Bleibt die Fra­ge, was Bil­dungs­po­li­tik errei­chen will: Alles so las­sen, wie es immer war, ein­fach weil wir alle damit auf­ge­wach­sen sind und wir uns alle glei­cher­ma­ßen damit aus­ken­nen? Beur­tei­lung mit Noten, weil eine Schü­le­rIn dann mit einem Blick ein­sor­tiert wer­den kann – ein­fach für Leh­rer, Eltern und zukünf­ti­ge Arbeit­ge­ber.
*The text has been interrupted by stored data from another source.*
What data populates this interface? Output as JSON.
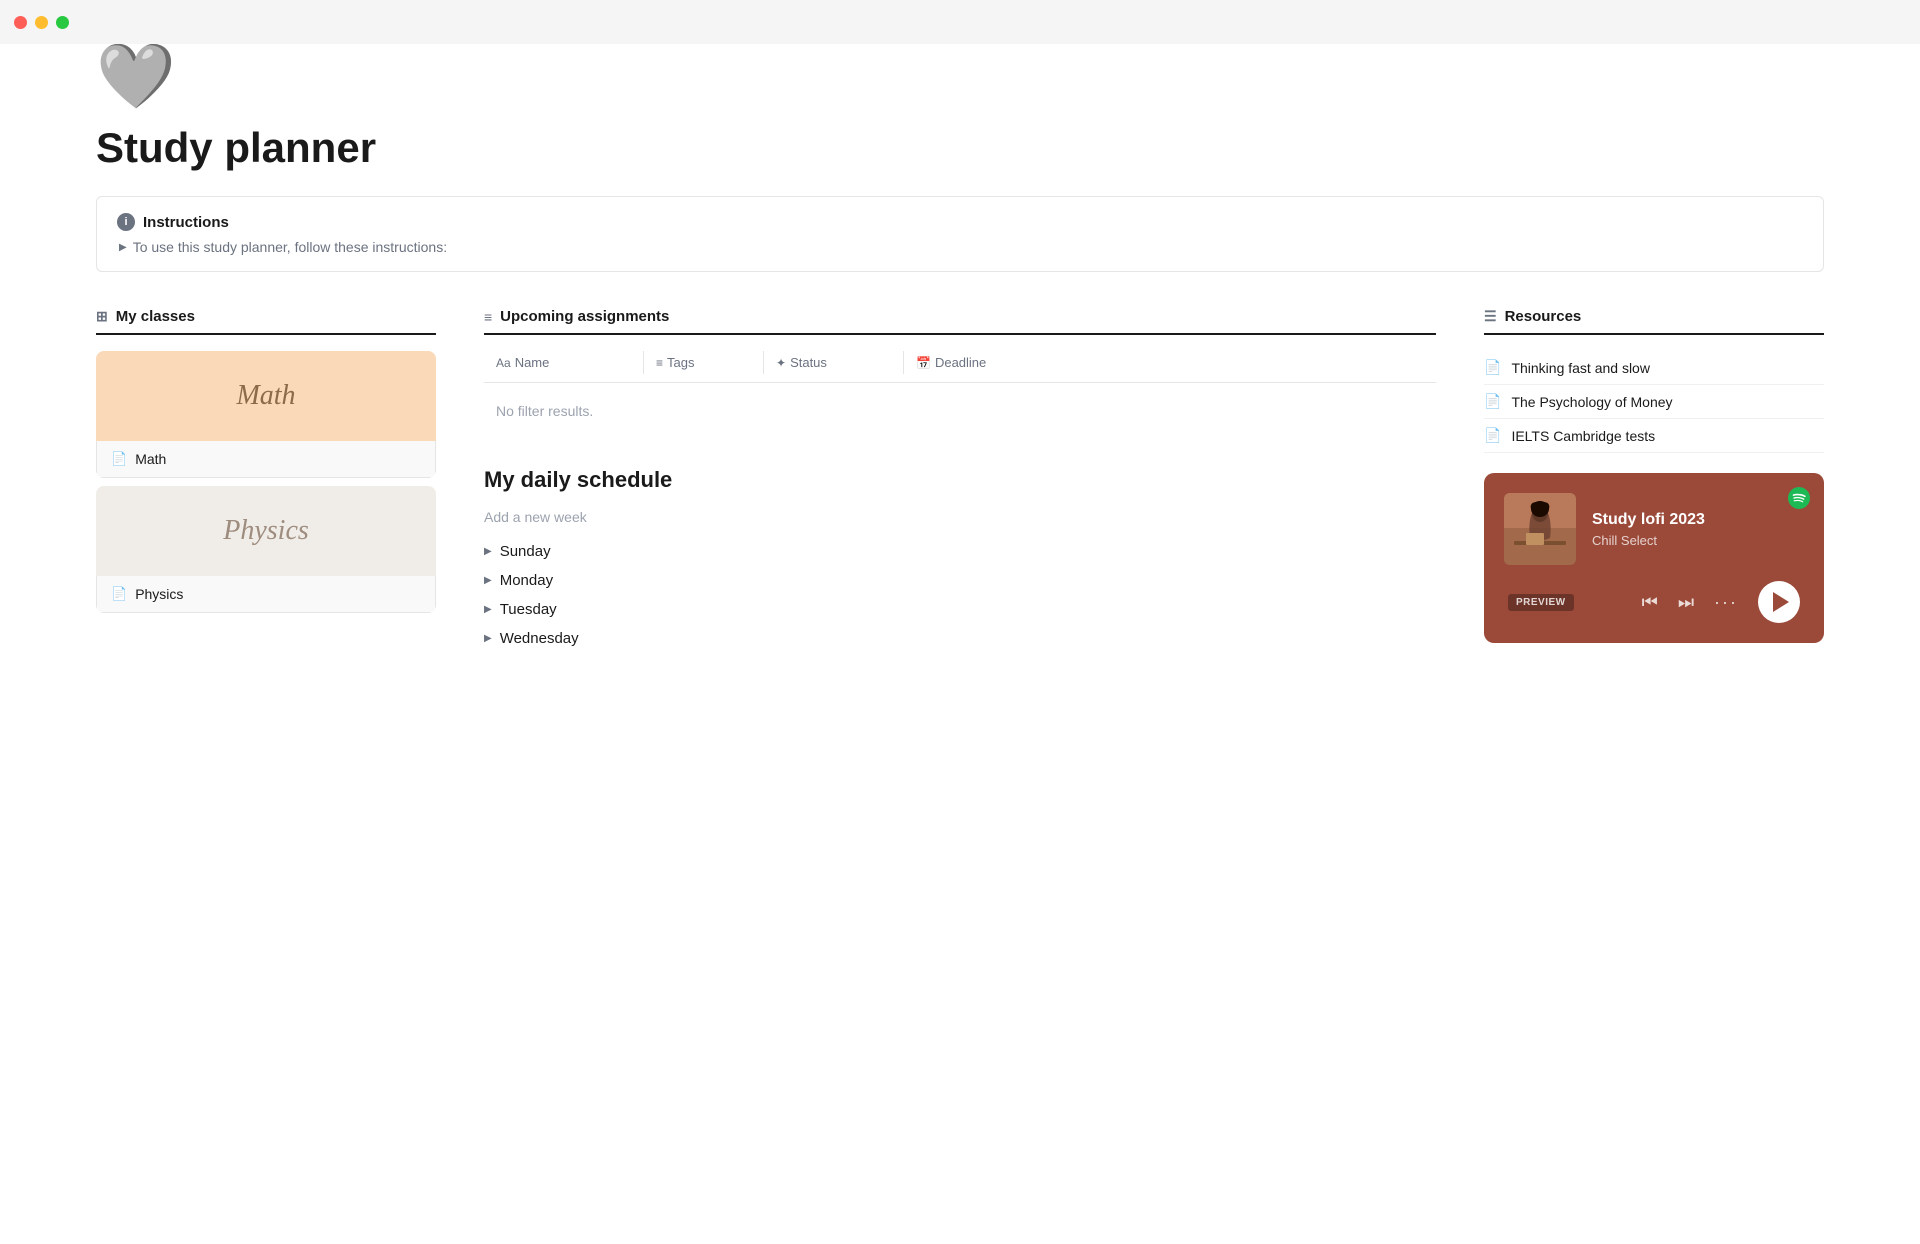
{
  "titlebar": {
    "close": "close",
    "minimize": "minimize",
    "maximize": "maximize"
  },
  "page": {
    "icon": "🤍",
    "title": "Study planner"
  },
  "instructions": {
    "header": "Instructions",
    "toggle_text": "To use this study planner, follow these instructions:"
  },
  "classes": {
    "header": "My classes",
    "items": [
      {
        "name": "Math",
        "style": "math-bg",
        "script_name": "Math"
      },
      {
        "name": "Physics",
        "style": "physics-bg",
        "script_name": "Physics"
      }
    ]
  },
  "assignments": {
    "header": "Upcoming assignments",
    "columns": [
      "Name",
      "Tags",
      "Status",
      "Deadline"
    ],
    "no_results": "No filter results."
  },
  "schedule": {
    "title": "My daily schedule",
    "add_label": "Add a new week",
    "days": [
      "Sunday",
      "Monday",
      "Tuesday",
      "Wednesday"
    ]
  },
  "resources": {
    "header": "Resources",
    "items": [
      "Thinking fast and slow",
      "The Psychology of Money",
      "IELTS Cambridge tests"
    ]
  },
  "spotify": {
    "track": "Study lofi 2023",
    "artist": "Chill Select",
    "preview_label": "PREVIEW",
    "logo_label": "Spotify"
  }
}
Für man­che Schü­le­rIn aller­dings im Zwei­fel unge­recht, demü­ti­gend und damit demo­ti­vie­rend. Oder soll es eine reflek­tier­te, indi­vi­du­el­le Leis­tungs­för­de­rung sein, die genau beschreibt, wo die Stär­ken und Schwä­chen der Schü­le­rIn­nen lie­gen und die dadurch schon um eini­ges gerech­ter ist und sehr viel eher dazu geeig­net ist, zum Ler­nen und Neu­gie­rig sein zu motivieren?

Für mich ist die Fra­ge da schnell beant­wor­tet und ich begrü­ße es sehr, dass die grün-rote Lan­des­re­gie­rung die Noten­ge­bung zuguns­ten der ver­ba­len Ent­wick­lungs­be­rich­te an allen Gemein­schafts­schu­len, sowie an zehn Grund­schu­len aus­ge­setzt hat. Aber wahr­schein­lich ist es ein­fach so, dass im wesent­li­chen die­je­ni­gen die größ­ten Pro­ble­me mit einer Umstel­lung auf eine ver­ba­le Leis­tungs­be­wer­tung haben, die im Bereich ihrer Lese­kom­pe­tenz noch gut Luft nach oben haben.